5) forming the crosslinked sheet obtained in the step 4) into a foamed sheet by a foaming process of a flat vulcanizing machine at 160 ℃ for 25 min;

6) coating the pressure-sensitive adhesive on the surface of the foaming sheet in the step 5), and cutting into self-adhesive foaming far infrared physiotherapy patches with fixed shapes by a cutter.

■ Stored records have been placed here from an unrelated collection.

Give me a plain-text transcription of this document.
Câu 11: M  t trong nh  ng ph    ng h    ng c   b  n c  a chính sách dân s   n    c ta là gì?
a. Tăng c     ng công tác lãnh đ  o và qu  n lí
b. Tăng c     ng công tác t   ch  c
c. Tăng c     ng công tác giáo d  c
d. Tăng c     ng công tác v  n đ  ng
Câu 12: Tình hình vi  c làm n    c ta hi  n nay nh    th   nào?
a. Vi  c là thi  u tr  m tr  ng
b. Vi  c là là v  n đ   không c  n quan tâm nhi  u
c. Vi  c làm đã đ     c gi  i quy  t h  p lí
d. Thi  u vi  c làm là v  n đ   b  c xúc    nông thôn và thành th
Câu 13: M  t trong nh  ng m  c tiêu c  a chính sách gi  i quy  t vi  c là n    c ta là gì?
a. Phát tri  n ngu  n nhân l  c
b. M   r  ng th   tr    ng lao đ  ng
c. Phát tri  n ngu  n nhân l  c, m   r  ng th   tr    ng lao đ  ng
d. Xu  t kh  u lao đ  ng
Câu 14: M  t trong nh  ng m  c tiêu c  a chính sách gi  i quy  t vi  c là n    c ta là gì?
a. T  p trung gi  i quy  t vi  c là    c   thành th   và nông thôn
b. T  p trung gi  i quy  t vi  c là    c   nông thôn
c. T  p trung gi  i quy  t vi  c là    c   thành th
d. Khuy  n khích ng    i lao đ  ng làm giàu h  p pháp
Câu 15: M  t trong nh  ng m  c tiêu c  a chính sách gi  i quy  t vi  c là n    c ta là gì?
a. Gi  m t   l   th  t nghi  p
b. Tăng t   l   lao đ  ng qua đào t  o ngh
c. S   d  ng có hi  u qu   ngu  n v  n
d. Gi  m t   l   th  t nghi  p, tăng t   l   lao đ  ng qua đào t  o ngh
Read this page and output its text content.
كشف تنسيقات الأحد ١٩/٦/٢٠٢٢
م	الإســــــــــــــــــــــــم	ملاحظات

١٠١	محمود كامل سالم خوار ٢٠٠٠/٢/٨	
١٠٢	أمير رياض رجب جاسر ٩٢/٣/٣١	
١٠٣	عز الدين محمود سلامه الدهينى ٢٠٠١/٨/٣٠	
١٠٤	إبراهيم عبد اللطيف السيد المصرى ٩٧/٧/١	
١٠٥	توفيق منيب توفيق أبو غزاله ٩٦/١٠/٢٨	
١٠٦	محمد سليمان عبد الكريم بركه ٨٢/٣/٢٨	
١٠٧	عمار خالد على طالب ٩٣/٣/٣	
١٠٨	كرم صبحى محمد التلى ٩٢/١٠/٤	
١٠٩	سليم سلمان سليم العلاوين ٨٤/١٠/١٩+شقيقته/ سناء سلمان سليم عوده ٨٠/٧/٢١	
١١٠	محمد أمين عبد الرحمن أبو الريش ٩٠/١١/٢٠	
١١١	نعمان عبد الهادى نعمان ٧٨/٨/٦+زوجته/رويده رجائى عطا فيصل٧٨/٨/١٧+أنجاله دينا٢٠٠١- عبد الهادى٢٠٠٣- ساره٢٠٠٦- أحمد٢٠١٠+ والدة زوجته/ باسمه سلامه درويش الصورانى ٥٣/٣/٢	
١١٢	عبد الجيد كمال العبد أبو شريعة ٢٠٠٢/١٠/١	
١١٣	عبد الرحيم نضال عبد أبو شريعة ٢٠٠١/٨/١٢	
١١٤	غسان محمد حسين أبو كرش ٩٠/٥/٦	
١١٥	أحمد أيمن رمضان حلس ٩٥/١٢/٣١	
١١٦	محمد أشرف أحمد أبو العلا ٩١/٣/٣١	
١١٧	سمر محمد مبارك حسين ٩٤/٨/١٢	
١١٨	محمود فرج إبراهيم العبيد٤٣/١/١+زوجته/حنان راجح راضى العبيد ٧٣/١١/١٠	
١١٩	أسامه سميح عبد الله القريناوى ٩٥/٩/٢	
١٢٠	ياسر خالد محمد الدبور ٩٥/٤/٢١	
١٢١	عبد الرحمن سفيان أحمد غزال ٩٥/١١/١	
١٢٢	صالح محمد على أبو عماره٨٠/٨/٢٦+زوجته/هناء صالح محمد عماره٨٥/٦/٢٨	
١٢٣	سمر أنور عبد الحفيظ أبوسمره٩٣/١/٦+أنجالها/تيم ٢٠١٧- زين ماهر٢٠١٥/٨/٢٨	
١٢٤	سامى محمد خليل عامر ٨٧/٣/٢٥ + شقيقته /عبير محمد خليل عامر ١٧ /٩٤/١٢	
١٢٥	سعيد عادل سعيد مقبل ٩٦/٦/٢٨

The invention has the beneficial effects that: according to the invention, an electron beam ray irradiation crosslinking mode is adopted, so that a toxic crosslinking vulcanizing agent is avoided, and a process guarantee is provided for material foaming; the mixing mode of banburying and open mixing is adopted, the addition amount of the ceramic powder can be increased, and a good homogeneous sheet material is prepared; preparing a soft and elastic sheet by adopting a material foaming mode; the surface of the foaming base material is coated with the pressure-sensitive adhesive to provide a self-adhesive form, so that the adhesive strength is provided for the sheet physical therapy patch; the invention adopts the superfine far infrared ceramic powder, so that the far infrared ceramic powder has excellent surface property, can have good dispersibility with other components, and ensures that the physiotherapy plaster has uniform heating and complete efficacy; the EVA is matched with the PE to adjust the toughness and strength of the sheet; EPDM elastomer increases the softness of the sheet; the titanium dioxide powder is metal oxide and also has the function of emitting far infrared rays; the silicone oil can be used as a coupling agent to increase the close combination of the powder material and the plastic raw material; TAIC is a sensitizer for irradiation crosslinking, and can reduce irradiation dose and increase the crosslinking degree of the sheet; the zinc oxide is an activating agent for foaming, and the foaming temperature of the foaming agent is reduced; in addition, the silicon dioxide powder is added, the structural porosity of the silicon dioxide powder is utilized, the temperature is controlled, the drug effect exerting time is prolonged through the energy storage effect, meanwhile, when the silicon dioxide powder is used by a patient, the using time can be properly adjusted according to the pain degree, the silicon dioxide powder can be repeatedly recycled, and the silicon dioxide powder is flexible and convenient to use; the medicinal patch has the advantages of simple preparation method, stable product quality, no skin adhesion, no need of heating, no toxic or side effect, no irritation, no sensitization and long-term clinical use.

The above description is only for the preferred embodiment of the present invention, but the scope of the present invention is not limited thereto, and any person skilled in the art should be considered to be within the technical scope of the present invention, and the technical solutions and the inventive concepts thereof according to the present invention should be equivalent or changed within the scope of the present invention.